Der fechtende Handwerksbursche in Anklam
(1808)
Im
August des Jahrs 1804 stand in der Stadt Anklam in Pommern ein reisender
Handwerksbursche an einer Stubentüre, und bat um einen Zehrpfennig ganz
fleißig. Als sich niemand sehen ließ noch rührte, öffnete er leise die
Türe und ging hinein. Als er aber eine arme und kranke Witwe erblickte,
die da sagte, sie habe selber nichts, so ging er wieder hinaus.
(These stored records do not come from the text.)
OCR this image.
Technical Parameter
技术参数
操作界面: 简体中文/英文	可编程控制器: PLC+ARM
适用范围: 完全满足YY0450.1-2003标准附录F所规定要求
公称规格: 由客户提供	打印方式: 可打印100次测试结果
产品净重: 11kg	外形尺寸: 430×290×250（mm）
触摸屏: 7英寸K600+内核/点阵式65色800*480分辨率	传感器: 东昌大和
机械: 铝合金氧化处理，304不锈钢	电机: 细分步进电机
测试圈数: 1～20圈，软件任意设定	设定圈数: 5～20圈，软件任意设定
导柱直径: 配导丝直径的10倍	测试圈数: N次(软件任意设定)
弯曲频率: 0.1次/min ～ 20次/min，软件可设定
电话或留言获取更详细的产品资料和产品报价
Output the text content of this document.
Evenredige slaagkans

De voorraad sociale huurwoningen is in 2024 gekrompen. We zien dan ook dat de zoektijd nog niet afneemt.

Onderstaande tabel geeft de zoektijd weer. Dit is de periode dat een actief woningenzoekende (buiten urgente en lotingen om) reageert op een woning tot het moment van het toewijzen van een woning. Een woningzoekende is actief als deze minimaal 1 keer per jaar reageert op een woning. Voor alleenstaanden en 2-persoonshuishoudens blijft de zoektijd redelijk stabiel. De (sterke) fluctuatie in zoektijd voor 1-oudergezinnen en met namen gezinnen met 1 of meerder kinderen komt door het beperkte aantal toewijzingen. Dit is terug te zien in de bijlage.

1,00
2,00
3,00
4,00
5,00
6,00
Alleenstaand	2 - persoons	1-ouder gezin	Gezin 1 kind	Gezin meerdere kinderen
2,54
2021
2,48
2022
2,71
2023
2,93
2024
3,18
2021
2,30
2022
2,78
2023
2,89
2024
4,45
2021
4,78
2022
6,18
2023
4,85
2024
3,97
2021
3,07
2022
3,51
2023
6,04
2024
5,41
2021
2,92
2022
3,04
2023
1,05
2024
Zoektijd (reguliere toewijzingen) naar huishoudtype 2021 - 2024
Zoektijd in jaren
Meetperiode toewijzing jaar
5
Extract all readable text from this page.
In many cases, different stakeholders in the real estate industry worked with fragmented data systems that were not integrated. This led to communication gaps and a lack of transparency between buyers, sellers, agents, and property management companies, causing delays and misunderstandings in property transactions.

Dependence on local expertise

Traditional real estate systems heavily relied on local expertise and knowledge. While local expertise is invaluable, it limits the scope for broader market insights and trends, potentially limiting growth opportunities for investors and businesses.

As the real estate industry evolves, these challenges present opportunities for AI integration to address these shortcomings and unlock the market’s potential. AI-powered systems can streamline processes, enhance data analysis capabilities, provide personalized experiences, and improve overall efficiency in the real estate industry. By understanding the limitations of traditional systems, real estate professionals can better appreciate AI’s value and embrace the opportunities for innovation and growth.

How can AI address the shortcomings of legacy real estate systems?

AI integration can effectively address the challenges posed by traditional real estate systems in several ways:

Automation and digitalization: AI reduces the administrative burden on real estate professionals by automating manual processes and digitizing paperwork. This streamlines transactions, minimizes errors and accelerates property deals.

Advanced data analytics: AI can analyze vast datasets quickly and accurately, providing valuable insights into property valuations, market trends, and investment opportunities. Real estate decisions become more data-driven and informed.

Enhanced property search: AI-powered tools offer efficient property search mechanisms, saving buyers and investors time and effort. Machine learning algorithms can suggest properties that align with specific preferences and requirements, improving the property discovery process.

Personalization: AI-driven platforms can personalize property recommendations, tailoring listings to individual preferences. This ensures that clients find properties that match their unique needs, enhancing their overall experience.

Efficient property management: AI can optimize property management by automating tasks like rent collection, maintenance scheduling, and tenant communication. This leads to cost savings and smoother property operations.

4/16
Lieber Leser, denke nicht, der hat's lassen drauf ankommen, ob jemand in
der Stube ist, hat seinen Zehrpfennig selber wollen nehmen. Sonst mußt
du dich schämen, und in deinem Herzen einem edeln Menschen Abbitte tun.
Denn der Handwerksbursche kam nach ungefähr 5 Stunden wieder. Die Frau
rief ihm zwar entgegen: „Mein Gott! ich kann Euch ja nichts geben. Ich
selbst lebe von anderer Menschen Milde, und bin jetzt krank." Allein der
edle Jüngling dachte bei sich selber: Eben deswegen. Anständig und
freundlich trat er bis vor den Tisch, legte aus beiden Taschen viel Brot
darauf, das er unterdessen gesammelt hatte, und viele auf gleiche Art
gesammelte kleine Geldstücke. „Das ist für Euch, arme kranke Frau",
sagte er mit sanftem Lächeln, ging wieder fort, und zog leise die
Stubentüre zu.
Die Frau war die Witwe eines ehmaligen braven Unteroffiziers, namens
Laroque, bei dem preußischen Regiment von Schönfeld.
Den Namen des frommen Jünglings aber hat ein Engel im Himmel für ein
andermal aufgeschrieben. Ich kann nicht sagen, wie er heißt.